Leading Light uses the camera-eye to reveal the irregular beauty of a familiar space. When we inhabit a room, we are only unevenly aware of the space held in it and the possible forms of vision which reside there. The camera-eye documents and returns our apprehension. Vertov imagined a ‘single room’ made up of a montage of many different rooms. Smith reverses this aspect of ‘creative geography’ by showing how many rooms the camera can create from just one.
John Smith was born in Walthamstow, London in 1952. He studied at North-East London Polytechnic and the Royal College of Art, after which he became an active member of the London Filmmakers’ Co-op. Inspired in his formative years by conceptual art and structural film, but also fascinated by the immersive power of narrative and the spoken word, he has developed a diverse body of work that subverts the perceived boundaries between documentary, fiction, representation and abstraction.
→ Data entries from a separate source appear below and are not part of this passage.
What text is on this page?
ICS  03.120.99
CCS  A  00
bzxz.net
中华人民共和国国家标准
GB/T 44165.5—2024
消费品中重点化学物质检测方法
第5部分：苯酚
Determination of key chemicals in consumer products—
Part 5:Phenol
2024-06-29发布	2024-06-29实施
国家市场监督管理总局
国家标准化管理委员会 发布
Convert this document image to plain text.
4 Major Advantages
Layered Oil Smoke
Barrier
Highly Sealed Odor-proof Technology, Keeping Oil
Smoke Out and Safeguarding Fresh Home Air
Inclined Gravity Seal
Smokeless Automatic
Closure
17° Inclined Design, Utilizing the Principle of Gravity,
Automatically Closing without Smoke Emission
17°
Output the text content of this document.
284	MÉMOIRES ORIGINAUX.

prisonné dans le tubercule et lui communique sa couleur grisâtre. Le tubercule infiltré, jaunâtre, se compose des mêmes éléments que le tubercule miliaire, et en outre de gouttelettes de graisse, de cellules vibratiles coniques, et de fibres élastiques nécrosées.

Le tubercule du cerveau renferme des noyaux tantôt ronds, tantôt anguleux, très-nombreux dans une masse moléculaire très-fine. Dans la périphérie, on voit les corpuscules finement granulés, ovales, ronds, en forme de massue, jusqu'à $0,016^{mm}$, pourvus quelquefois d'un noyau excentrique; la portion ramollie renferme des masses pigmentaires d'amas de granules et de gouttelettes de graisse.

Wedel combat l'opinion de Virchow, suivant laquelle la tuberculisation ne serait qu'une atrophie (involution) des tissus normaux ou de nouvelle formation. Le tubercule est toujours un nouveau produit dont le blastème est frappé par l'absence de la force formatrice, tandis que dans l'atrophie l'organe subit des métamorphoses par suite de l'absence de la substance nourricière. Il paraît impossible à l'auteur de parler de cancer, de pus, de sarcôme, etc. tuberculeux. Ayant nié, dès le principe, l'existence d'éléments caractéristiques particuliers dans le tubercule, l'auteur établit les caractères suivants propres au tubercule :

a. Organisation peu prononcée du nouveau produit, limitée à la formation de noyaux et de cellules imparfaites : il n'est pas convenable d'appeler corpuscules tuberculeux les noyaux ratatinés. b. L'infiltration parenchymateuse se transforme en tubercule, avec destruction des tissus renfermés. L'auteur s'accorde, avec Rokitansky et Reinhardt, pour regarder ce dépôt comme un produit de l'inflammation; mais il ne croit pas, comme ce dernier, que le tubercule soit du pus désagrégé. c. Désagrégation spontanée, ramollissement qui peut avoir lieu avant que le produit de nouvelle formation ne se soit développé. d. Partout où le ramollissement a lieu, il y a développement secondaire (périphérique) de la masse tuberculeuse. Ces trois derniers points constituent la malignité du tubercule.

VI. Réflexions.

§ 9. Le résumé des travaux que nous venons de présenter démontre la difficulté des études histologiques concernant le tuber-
Often rooted in everyday life, his meticulously crafted films playfully explore and expose the language of cinema.
Since 1972, Smith has made over sixty film, video and installation works that have been shown in independent cinemas, art galleries, museums and on television around the world. His films have been awarded major prizes at international film festivals in Oberhausen, Leipzig, Hamburg, Stuttgart, Graz, Geneva, Uppsala, Pamplona, Bordeaux, Lucca, Palermo, Split, Cork, Seoul, Ann Arbor and Chicago. He received a Paul Hamlyn Foundation Award for Artists in 2011, and in 2013 he was the winner of Film London’s Jarman Award. His work is held in the collections of Tate Gallery (UK); Arts Council England; Museum of Modern Art (USA); Muzeum Sztuki, (Poland); Le Plateau (France); Kunstmuseum Magdeburg (Germany) and many other public collections.
John Smith currently lives and works in London.